SkyDrive foresees the SkyLift to be used for the transportation of any type of cargo in urban or rural areas. The company expects its drones to be used for delivery of goods, construction materials, construction tools, animal control, farm produce, offshore use, medical supplies, and ferrying luggage back and forth to hotels,
The company states by using the Cargo Drone, there will be a reduction in labor hours (because of less of a work load by employees), an increase in safety for employees (less slips and falls or back problems because the drone is doing the heavy lifting) and an increase in employee productivity.
The company has stated that SkyLift is scalable and in the future could carry heavier payloads based on customer demand.
Aircraft type: Scalable eVTOL air cargo production drone
Piloting: Remote or by autonomously
Capacity: Cargo only
Cruise speed: 36 km/h (22 mph)
Range: 2 km (1.24 miles)
Flight time: 9-15 minutes (depending upon the weight of the payload)

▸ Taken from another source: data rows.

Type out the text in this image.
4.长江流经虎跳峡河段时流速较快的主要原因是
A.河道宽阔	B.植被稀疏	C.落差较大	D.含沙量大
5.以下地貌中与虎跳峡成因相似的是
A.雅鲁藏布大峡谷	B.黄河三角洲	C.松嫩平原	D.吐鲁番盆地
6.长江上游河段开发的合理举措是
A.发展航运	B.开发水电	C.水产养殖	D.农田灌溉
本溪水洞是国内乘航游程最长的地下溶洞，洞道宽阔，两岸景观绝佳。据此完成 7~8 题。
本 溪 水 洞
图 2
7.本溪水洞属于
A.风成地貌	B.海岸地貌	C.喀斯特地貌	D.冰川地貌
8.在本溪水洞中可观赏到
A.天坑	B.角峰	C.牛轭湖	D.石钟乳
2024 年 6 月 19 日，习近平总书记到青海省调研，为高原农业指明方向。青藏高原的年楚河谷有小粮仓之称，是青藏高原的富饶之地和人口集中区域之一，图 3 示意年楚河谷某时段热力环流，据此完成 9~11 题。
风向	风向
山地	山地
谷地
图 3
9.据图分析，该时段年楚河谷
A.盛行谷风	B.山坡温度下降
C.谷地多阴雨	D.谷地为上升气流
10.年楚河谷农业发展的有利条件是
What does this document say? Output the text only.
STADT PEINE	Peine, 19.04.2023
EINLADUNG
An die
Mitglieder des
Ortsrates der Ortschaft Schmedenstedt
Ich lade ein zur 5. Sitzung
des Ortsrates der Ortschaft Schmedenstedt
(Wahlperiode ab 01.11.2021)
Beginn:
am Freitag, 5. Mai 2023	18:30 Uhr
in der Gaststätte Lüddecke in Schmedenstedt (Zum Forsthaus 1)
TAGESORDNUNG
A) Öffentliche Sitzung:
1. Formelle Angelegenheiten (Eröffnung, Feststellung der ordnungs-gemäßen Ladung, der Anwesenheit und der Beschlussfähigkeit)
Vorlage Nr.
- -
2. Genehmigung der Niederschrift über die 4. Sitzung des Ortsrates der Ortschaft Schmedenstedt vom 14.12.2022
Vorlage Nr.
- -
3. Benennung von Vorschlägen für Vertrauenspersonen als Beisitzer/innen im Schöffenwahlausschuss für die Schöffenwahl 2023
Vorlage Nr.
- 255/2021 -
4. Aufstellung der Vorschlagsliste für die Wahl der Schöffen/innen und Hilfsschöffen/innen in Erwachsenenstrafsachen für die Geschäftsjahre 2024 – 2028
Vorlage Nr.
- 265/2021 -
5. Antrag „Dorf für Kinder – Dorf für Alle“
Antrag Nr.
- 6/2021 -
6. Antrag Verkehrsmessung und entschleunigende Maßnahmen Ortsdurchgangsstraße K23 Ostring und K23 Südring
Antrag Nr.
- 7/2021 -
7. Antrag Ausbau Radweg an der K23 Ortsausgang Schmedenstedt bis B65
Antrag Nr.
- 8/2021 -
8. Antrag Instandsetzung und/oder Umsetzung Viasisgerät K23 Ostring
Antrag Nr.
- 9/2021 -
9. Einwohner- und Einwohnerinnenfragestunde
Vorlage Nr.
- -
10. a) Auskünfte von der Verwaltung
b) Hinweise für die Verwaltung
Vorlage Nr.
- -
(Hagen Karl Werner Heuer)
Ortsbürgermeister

Empty weight: 55 kg (121 lb)
Maximum payload: 30-50 kg (66-110 lb)
Hoist option maximum payload: 20 kg (44 lb)
Maximum takeoff weight: Variable
Propellers: 8 propellers
Electric motors: 8 electric motors
Power source: Batteries
Landing gear: Fixed skid landing gear
Safety features: Distributed Electric Propulsion (DEP), provides safety through redundancy for its passengers and/or cargo. DEP means having multiple propellers (or ducted fans) and motors on the aircraft so if one or more propellers (ducted fans) or motors fail, the other working propellers (or ducted fans) and motors can safely land the aircraft. There are also redundancies of critical components in the sub-systems of the aircraft.